Jubilee portrays the every-fiftieth-year festival in the Papal tradition Respighi quotes the German Easter hymn, “Christ Is Risen”. Pilgrims approaching Rome catch a breath-taking view from Mt. Mario, as church bells ring in the background.

III. Harvest of October

The third movement represents the harvest and hunt festival in Rome. The French horn solo celebrates the harvest as bells and a mandolin portray love serenades.

IV. Epiphany

The final movement takes place in the Piazza Navona. Trumpets sound again and create a festive clamour of Roman songs and dances, including a barrel organ and a drunken reveler depicted by a solo tenor trombone.

Performance history:

The piece was first performed in Italy at the Augusteo in Rome on 17 March 1929, by the Orchestra of the Accademia di Santa Cecilia under Bernardino Molinari, and that is remarkable because it was performed first in the US. Arturo Toscanini and the New York Philharmonic premiered the music in Carnegie Hall on 21 February 1929.
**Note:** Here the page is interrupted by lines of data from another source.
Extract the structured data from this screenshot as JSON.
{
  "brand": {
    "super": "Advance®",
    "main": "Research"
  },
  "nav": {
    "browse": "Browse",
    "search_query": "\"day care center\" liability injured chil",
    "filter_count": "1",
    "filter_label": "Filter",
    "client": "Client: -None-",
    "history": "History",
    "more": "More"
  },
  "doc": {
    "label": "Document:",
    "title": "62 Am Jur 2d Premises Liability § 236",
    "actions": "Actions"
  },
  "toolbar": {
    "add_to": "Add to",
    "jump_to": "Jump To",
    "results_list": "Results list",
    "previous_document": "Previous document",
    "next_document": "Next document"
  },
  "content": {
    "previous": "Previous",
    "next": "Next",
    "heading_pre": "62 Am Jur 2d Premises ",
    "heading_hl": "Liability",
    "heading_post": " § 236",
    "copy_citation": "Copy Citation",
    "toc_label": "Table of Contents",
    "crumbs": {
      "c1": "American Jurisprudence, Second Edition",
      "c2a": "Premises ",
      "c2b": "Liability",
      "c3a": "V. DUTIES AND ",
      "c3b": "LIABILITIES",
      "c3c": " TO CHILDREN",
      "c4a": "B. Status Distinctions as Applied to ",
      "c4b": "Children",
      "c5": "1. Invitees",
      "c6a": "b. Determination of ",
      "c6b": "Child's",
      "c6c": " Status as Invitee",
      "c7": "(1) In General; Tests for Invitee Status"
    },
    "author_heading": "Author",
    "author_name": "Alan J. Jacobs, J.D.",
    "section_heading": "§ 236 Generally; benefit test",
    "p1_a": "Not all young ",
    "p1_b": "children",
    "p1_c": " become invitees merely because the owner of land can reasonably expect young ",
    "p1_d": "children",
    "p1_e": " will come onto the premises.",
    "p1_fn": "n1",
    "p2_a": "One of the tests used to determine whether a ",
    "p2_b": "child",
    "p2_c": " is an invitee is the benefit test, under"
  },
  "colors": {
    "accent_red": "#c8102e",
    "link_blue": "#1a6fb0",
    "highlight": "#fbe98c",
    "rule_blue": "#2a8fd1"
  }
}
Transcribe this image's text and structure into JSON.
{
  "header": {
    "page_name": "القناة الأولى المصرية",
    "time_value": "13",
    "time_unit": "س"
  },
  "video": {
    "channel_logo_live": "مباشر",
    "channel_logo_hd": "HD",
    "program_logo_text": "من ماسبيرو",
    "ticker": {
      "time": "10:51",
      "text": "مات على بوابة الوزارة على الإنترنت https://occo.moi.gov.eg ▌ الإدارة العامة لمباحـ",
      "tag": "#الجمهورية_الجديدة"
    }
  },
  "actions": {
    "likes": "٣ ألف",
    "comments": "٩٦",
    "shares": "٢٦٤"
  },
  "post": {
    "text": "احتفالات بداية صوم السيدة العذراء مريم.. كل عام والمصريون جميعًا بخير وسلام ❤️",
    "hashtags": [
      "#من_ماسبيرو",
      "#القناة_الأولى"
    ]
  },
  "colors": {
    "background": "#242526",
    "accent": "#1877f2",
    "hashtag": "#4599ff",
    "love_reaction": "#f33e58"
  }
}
Toscanini recorded it with the Philadelphia Orchestra in the Academy of Music in 1942 for RCA Victor. He recorded it again with the NBC Symphony Orchestra in Carnegie Hall in 1949, again for RCA. Both recordings were issued on LP and CD. Indeed, the 1949 performance pushed the very limits of the recording equipment of the time as Toscanini insisted the engineers capture all of the dynamics of the music, especially in “Circus Games” and “Epiphany”.